Johnson and Mark Squilla, who represents the neighboring district, complained that they had been given little advance notice of the site’s location or its opening date.
“It seems like their whole motto was to open it first and explain later," said Squilla. “None of this makes any sense to me, whether you support or oppose safe injection.”
State Sen. Larry Farnese, whose district includes the site, added: “If Safehouse intends to operate the facilities the same way they conducted their [opening] process, we cannot allow it in South Philly and we should not allow it anywhere in Pennsylvania."
U.S. Attorney William M. McSwain also refused to back down. His office sued the nonprofit last year seeking a court opinion that would declare the concept of a supervised injection site illegal.
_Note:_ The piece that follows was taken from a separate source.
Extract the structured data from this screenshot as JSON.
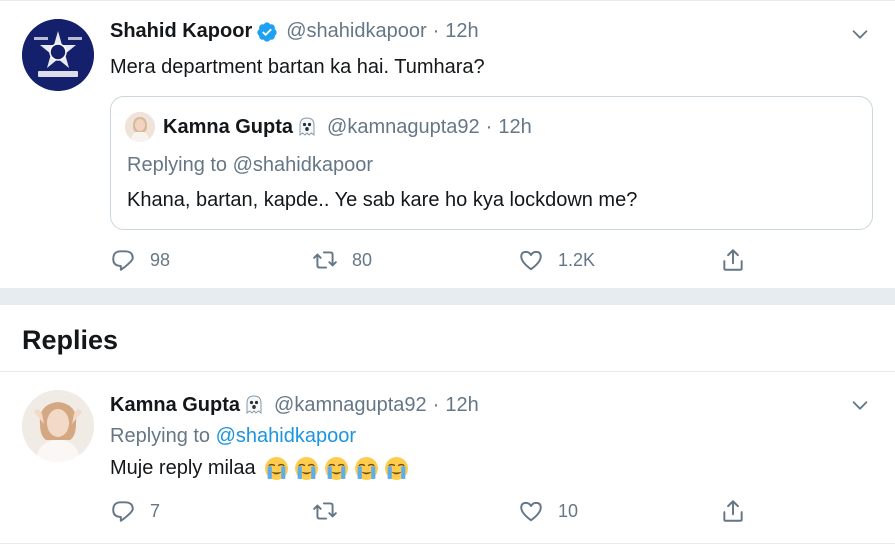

After warning that he will consider all measures available to him — including criminal forfeitures, drug seizures, and arrests — to stop the site from opening, he filed notice Wednesday of the Justice Department’s intent to appeal a favorable ruling U.S. District Judge Gerald A. McHugh gave Safehouse this week. The filing said the U.S. Attorney’s Office would ask the court to stay its order until the appeal process played out.
But as she walked her dog outside her Broad Street home about a block from the facility Wednesday , Annie Stanfield-Hagert, 70, expressed another view.
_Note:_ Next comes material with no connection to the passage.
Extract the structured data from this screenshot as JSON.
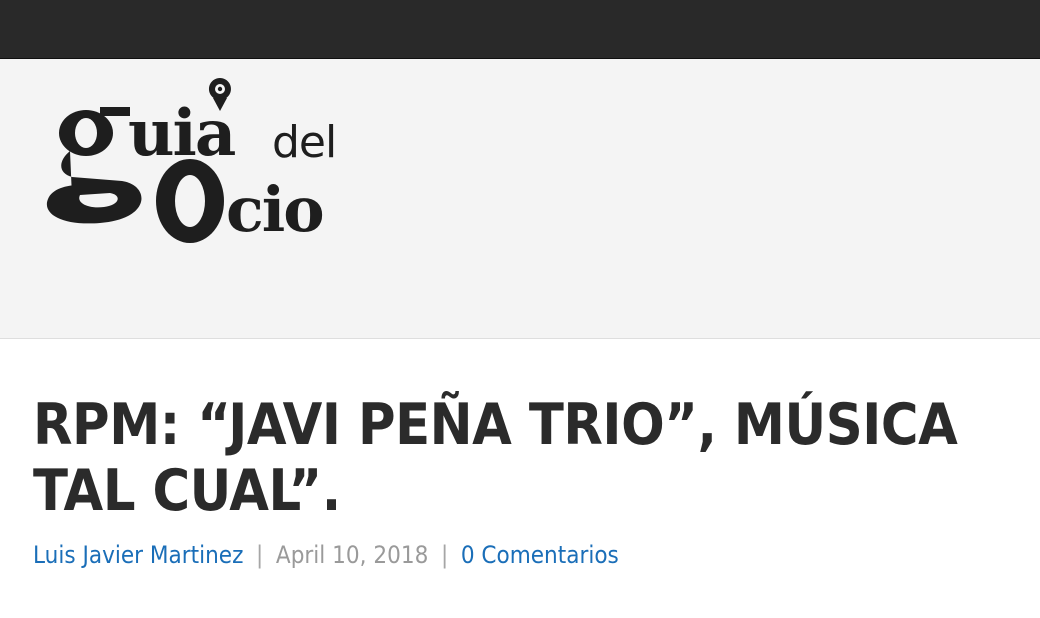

“My neighbors will disagree, but I’m not particularly unhappy about it,” she said. “It may attract people who are struggling, but we’re all trying to find ways to make things better.”
And hours later, police were called to an apartment nearby, where a 31-year-old man was later pronounced dead. The cause? A suspected drug overdose.
Staff writers Ellie Silverman, Laura McCrystal, and Sean Collins Walsh contributed to this article.
Ronda Goldfein of Safehouse is the wife of David Lee Preston, an editor at The Inquirer. He is not involved in coverage of this story.